O Poder Público Federal, ao não proporcionar meios adequados e periódicos na revalidação de diplomas de médicos brasileiros graduados em medicina em outros países (muito também em razão de ceder a interesses particulares), é, ao mesmo tempo, vilipendiador de princípios fundamentais e atentatórios aos direitos do povo brasileiro.

O Estado Democrático de Direito tem como fundamento a soberania popular, a democracia representativa e participativa e a observância às leis, constituindo-se em um sistema garantidor de direitos humanos.

A saúde, a educação, a vida, o trabalho e a dignidade da pessoa humana, dentre outros fundamentos e princípios, são pilares da República Federativa do Brasil. Negar a qualquer pessoa, em especial aos brasileiros graduados em medicina no exterior, estes direitos, é negar o próprio Estado Democrático de Direito.

Neste sentido, ainda que desnecessários maiores comentários, ênfase deve ser dada a saúde.

O estado de calamidade e emergência pública de saúde, em razão da pandemia causada pela covid-19, é público e notório, devendo o Estado garantir recursos e ferramentas indispensáveis para o enfrentamento do flagelo.

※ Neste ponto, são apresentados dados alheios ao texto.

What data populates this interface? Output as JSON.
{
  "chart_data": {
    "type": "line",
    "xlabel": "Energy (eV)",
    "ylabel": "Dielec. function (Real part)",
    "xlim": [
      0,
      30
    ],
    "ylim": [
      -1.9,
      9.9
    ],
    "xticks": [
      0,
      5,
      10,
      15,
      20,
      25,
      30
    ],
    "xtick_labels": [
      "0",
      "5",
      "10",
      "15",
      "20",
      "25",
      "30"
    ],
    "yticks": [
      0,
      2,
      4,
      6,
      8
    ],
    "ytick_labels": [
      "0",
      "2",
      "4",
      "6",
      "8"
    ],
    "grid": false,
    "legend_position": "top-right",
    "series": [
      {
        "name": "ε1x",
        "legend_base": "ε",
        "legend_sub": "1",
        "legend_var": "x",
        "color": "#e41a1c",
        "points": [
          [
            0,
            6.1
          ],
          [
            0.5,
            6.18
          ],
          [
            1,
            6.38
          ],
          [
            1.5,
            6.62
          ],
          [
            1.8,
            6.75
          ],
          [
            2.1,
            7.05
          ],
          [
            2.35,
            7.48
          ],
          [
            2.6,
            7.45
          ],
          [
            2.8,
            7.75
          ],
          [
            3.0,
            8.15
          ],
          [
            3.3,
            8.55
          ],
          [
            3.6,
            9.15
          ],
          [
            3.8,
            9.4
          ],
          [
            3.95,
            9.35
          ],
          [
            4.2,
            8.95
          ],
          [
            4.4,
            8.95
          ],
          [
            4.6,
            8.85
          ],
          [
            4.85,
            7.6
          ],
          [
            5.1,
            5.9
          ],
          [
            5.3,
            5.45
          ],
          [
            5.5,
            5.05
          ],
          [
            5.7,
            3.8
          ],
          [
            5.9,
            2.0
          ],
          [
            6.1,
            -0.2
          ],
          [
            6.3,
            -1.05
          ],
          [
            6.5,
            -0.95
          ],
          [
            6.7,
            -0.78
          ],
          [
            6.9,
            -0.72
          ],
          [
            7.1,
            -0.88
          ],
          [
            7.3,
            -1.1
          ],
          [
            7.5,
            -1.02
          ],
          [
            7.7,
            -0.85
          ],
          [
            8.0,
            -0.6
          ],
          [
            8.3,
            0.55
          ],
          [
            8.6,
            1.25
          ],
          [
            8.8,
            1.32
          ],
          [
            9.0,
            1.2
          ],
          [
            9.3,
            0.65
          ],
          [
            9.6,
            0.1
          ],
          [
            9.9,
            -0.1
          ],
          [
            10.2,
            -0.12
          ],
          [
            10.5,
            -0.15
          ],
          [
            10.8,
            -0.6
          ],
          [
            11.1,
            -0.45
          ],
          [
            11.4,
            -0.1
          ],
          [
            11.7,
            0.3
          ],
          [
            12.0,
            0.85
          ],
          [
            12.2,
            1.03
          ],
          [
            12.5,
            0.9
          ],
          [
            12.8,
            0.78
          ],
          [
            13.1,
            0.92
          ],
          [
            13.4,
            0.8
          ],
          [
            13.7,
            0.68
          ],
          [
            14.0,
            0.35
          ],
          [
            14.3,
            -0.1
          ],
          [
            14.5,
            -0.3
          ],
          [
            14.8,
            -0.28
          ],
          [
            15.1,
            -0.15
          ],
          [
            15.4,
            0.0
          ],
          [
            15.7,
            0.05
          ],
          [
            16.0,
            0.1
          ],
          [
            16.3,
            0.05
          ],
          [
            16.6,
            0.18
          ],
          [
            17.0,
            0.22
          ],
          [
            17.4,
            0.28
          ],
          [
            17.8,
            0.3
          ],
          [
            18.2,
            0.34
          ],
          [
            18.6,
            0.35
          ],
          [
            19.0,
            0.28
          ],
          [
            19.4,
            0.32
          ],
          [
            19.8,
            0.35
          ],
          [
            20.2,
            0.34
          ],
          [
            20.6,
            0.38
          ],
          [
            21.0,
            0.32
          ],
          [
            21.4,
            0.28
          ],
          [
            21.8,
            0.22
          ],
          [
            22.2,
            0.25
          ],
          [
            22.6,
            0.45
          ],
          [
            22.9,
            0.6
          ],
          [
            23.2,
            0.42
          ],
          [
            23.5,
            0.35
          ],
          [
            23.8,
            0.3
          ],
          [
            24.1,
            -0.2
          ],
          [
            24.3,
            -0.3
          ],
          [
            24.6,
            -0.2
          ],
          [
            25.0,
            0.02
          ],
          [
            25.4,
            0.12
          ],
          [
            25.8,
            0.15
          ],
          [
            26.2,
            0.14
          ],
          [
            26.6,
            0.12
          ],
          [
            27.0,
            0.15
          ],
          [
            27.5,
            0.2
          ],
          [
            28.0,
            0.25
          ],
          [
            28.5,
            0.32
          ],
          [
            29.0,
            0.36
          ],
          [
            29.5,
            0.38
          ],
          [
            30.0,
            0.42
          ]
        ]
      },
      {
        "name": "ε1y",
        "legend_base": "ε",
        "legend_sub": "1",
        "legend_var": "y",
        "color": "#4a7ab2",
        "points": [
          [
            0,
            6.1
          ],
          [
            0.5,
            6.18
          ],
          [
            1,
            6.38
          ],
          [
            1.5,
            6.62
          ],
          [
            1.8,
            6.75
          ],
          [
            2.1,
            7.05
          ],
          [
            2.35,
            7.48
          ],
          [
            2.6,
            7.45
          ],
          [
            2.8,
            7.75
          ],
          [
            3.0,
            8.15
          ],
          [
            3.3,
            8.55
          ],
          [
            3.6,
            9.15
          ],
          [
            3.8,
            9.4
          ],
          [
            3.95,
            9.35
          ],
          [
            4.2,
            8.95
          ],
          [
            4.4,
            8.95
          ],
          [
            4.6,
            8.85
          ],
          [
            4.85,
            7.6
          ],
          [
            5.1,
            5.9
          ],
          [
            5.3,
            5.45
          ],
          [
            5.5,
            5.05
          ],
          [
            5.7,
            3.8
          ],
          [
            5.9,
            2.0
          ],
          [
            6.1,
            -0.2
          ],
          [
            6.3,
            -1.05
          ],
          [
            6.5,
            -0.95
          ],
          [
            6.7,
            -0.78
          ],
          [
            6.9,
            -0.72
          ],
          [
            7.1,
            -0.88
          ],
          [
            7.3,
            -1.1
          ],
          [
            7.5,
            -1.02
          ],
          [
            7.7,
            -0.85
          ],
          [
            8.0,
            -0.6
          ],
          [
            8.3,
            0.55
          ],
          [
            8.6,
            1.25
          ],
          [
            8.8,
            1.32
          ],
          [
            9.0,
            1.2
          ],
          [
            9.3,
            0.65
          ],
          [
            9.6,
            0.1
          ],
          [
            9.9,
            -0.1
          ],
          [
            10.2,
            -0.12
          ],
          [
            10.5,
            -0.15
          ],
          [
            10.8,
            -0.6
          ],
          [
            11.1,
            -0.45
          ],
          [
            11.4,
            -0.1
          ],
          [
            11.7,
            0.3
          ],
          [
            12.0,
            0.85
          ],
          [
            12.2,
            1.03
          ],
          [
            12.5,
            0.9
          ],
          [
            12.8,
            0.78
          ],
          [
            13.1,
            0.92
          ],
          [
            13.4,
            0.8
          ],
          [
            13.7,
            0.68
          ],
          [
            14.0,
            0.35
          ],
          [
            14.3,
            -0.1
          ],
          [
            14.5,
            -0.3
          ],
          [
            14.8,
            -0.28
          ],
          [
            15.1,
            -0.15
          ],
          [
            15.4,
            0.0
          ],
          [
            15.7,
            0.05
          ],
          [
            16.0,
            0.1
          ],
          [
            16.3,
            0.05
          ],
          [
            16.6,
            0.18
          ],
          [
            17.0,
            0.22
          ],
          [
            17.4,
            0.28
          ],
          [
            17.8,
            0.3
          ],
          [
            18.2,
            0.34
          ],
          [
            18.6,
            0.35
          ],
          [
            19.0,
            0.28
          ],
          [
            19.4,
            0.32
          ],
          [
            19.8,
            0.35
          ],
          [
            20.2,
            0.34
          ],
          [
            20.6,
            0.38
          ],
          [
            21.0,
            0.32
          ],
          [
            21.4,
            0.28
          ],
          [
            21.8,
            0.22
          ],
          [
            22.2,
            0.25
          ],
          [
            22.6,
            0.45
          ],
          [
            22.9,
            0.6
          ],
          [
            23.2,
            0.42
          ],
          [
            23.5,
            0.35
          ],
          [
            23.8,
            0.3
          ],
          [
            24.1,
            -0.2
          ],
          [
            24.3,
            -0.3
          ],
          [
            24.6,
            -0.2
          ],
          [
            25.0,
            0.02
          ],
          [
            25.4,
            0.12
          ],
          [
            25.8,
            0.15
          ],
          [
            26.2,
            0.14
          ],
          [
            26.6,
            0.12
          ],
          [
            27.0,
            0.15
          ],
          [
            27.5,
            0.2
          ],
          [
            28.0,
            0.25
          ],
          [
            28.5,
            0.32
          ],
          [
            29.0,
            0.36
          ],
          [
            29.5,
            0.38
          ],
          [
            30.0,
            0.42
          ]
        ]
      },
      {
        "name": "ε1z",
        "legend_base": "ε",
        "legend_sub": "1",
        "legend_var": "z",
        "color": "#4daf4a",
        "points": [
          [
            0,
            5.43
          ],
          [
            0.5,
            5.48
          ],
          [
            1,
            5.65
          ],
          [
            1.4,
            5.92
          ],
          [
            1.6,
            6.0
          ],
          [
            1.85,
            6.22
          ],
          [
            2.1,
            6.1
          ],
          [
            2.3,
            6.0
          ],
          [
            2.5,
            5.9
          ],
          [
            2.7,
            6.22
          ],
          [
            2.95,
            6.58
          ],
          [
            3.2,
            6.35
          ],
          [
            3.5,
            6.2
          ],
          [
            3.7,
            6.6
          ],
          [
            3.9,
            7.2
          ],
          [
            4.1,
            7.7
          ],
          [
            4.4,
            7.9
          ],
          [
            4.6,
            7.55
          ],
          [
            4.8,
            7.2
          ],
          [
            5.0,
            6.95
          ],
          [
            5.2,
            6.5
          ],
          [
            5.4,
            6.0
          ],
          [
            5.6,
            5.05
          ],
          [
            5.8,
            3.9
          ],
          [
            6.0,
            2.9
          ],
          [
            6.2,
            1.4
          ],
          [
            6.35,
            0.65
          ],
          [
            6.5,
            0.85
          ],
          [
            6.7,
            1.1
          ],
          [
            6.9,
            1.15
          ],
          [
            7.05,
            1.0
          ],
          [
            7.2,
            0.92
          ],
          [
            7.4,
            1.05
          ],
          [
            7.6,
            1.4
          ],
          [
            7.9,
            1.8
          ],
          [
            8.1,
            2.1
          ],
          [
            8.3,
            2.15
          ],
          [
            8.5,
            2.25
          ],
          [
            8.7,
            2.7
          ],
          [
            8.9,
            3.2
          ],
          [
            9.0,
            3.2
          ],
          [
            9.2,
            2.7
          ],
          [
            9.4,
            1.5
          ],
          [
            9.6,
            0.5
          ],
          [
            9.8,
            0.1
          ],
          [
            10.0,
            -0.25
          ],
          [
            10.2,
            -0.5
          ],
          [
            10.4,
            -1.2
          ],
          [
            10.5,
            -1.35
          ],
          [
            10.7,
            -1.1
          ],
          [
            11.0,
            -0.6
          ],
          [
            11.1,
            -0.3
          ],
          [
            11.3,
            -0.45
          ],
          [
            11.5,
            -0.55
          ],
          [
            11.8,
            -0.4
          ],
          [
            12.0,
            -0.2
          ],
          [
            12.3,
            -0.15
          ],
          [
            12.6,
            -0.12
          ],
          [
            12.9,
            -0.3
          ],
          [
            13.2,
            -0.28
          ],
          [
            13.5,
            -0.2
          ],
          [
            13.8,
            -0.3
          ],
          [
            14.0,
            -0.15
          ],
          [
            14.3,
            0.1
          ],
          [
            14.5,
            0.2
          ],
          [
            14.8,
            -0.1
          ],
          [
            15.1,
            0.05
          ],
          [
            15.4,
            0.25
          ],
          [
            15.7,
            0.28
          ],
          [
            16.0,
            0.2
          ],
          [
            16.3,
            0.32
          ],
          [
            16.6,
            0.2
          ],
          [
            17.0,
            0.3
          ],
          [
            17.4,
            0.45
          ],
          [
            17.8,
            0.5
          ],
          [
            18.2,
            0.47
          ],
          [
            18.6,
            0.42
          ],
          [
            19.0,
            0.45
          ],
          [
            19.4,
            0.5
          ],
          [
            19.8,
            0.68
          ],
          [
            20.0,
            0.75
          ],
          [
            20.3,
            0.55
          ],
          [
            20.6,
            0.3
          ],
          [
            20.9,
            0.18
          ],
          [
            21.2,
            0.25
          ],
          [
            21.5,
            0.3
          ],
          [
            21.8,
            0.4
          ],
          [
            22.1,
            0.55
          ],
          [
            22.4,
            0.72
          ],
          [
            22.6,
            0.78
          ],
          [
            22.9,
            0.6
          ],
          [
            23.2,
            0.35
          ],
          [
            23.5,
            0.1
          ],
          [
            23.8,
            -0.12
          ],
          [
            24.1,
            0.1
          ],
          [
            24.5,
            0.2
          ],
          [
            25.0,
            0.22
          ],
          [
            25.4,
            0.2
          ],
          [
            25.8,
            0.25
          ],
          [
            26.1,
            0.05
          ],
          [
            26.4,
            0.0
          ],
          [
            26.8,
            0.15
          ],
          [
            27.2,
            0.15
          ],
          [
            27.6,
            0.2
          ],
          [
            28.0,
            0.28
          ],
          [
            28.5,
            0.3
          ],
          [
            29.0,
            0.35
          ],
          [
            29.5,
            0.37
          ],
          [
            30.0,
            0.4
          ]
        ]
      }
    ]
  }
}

Uma solução para assegurar o direito à saúde do povo brasileiro, ainda que de forma excepcional, seria a contratação imediata de médicos, preferencialmente brasileiros, formados no exterior, e que ainda não tenham seus diplomas revalidados na República Federativa do Brasil. Ou, não por benevolência, que o governo brasileiro, em caráter de urgência, cumprisse a lei com o fim de revalidar diplomas estrangeiros de medicina.

São aproximadamente 20 (vinte) mil profissionais formados no exterior, no ócio, mesmo diante da tragédia que assola a República Federativa do Brasil, demonstrando nossos governantes que a pecha “negacionista” não tem somente um significado politico.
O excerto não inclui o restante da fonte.